Thank you. That is very good to learn and I looked over the wikipedia article. B...

lambda · on April 29, 2012

Yes, basically. UTF-8 doesn't encode a code point as a single integer; it encodes it as a sequence of bytes, with a particular order, where some of the bits are used to represent the code point, and some of them are just used to represent whether you are looking at an initial byte or a continuation byte.
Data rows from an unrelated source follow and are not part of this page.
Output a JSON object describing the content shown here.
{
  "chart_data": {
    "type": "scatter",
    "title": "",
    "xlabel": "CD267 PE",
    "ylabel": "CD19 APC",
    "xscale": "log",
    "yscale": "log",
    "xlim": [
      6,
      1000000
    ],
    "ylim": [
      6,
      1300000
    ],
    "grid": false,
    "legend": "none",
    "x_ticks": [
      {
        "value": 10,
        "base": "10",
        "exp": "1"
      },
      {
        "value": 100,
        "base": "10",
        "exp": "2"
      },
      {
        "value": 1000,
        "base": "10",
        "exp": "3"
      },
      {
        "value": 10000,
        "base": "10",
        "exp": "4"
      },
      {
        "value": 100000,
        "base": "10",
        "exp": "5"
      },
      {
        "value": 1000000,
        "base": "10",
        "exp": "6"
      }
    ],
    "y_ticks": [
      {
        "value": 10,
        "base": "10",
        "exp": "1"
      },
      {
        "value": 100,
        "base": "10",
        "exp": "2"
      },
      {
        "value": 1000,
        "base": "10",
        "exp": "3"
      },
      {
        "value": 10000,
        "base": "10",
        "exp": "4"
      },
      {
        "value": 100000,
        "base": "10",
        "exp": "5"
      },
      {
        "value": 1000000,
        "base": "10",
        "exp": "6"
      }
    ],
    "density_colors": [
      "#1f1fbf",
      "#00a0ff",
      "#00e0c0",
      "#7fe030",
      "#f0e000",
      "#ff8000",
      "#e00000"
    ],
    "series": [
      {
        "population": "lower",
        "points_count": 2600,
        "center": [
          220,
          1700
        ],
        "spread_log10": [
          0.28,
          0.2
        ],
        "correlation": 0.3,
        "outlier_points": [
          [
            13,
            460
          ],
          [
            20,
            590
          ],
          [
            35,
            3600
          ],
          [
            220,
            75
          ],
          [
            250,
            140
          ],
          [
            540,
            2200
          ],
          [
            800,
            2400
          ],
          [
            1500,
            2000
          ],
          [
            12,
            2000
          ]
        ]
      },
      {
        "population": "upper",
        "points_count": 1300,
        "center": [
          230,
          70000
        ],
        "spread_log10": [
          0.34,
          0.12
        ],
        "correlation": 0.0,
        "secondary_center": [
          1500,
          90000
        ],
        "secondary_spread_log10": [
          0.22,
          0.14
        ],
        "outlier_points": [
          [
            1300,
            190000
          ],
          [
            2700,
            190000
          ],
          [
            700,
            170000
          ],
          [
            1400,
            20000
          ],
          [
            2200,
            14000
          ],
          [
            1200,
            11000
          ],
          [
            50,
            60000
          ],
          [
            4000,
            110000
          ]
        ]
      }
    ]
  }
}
I'd recommend checking out the description of UTF-8 in Wikipdia. The tables make it fairly clear how the encoding works: http://en.wikipedia.org/wiki/UTF-8#Description

ori_b · on April 29, 2012

utf-8 is a single byte encoding. Reversing the order of a sequence that's one byte long just gives back that one byte.

kijin · on April 29, 2012

No it isn't. Any letter with an accent will take up two bytes. Most non-Latin characters take up three bytes, sometimes even four.

ori_b · on April 30, 2012

Poorly phrased. It can take multiple bytes to fully define one codepoint, but the encoding is defined in terms of a stream of single bytes. In other words, each unit is one byte, hence flipping each unit gives back the same unit.

This is not the case for UTF-16 and UTF-32.

ybungalobill · on May 1, 2012

AFAIK the correct term is "byte oriented".

Tloewald · on April 30, 2012

Yes but those two bytes will be in the same order regardless of the endianness of the system.